Symptoms of AKI include too little urine, fatigue, shortness of breath, confusion, chest pain, and swelling in the ankles and legs. The symptoms, however, vary based on what caused the AKI, such as:
- Hypotension or low blood pressure. A sudden drop in the blood pressure or major blood loss will damage the kidneys.
- A trauma or injury that directly impacts the kidneys can damage the organs, affecting their functionality.
- Heart conditions, such as heart attack or decreased cardiac function, affect the ability of the kidneys to balance fluids and filter waste products.
- Medications, such as pain relievers, can cause kidney damage depending on the dosage and duration.
- Burns can cause acute renal failure.
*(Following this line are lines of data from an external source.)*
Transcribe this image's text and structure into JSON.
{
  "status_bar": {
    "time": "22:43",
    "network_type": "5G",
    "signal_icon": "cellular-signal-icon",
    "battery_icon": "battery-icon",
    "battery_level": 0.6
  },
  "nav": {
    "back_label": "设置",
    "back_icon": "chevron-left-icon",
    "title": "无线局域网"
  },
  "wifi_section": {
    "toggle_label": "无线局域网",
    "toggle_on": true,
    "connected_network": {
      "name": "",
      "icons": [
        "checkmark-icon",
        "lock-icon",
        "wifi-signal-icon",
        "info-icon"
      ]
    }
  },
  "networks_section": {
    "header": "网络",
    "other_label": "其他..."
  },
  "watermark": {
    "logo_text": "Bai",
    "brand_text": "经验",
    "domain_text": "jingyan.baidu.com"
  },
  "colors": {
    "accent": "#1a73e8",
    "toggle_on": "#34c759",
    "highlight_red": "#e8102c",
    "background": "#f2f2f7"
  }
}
This is because of the reduced output of the heart caused by fluid loss from burns.
Engineers at Draper developed a kidney-on-a-chip platform to address the issue of AKI caused by medications. The platform is a tiny 3D structure that replicates many features of a full-sized human kidney. The main objective of the platform is to allow a better understanding how diseases affect the kidneys and the kind of therapeutic methods that may be applied. The engineers can reproduce the kidney platform in a microfluidic device called PREDICT-96, which holds 96 of such kidneys.
"Given that the kidneys play a major role in how drugs interact with the body, these organs take on a particular relevance for drug R&D. Nephrotoxicity is a major cause of attrition during pre-clinical, clinical and post-approval states in pharmaceutical drug development," said Dr. Joseph Charest at Draper Laboratory.
There are several medications that can damage the kidneys, especially in high doses and on longer durations, according to the National Kidney Foundation:
1. Antibiotics: People with kidney disease usually receive a few antibiotics to reduce the risk of kidney damage. Antibiotics, such as aminoglycosides, cephalosporins, and vancomycin, can cause acute kidney failure.
2. Pain relievers: People normally take painkillers, such as aspirin, ibuprofen, and naproxen, to treat mild to moderate pain. However, chronic intake of pain relievers can damage the kidneys, which is why people who suffer from chronic pain must discuss it with a clinician. The National Kidney Foundation recommends the use of over-the-counter medications no more than 10 days for pain or more than three days of fever.
3. Prescription laxatives: Laxatives can be purchased as an over-the-counter medication and considered safe for most people. But some laxatives, such as prescription kinds used for cleaning the bowel before colonoscopy, can damage the kidneys. The National Kidney Foundation advises patients with chronic kidney disease to take oral sodium phosphate bowel cleansing agents with extreme caution. Phosphate crystals may accumulate in the kidneys that may lead to kidney function loss or acute kidney injury.
Aside from understanding diseases and therapies on kidneys, the platform may also be used to reconstruct the physiological function of the organ at cellular and tissue level. In these levels, scientists can measure and analyze the interaction between drugs and the kidneys in real time. The platform can also be used for screening and testing of new drugs to determine kidney toxicity, mechanism of action, and other clinically-relevant tests without the need of animal models.
"Used early in the drug discovery process, PREDICT-96 should allow developers to refocus resources on the strong candidates earlier and end unproductive research earlier, minimizing losses. What researchers want in a platform is to recreate human physiology in an accurate, reproducible, scalable, high-throughput, cost-effective and predictive format for testing candidate therapies for safety and efficacy," said David O'Dowd, an assistant director of Biomedical Solutions at Draper.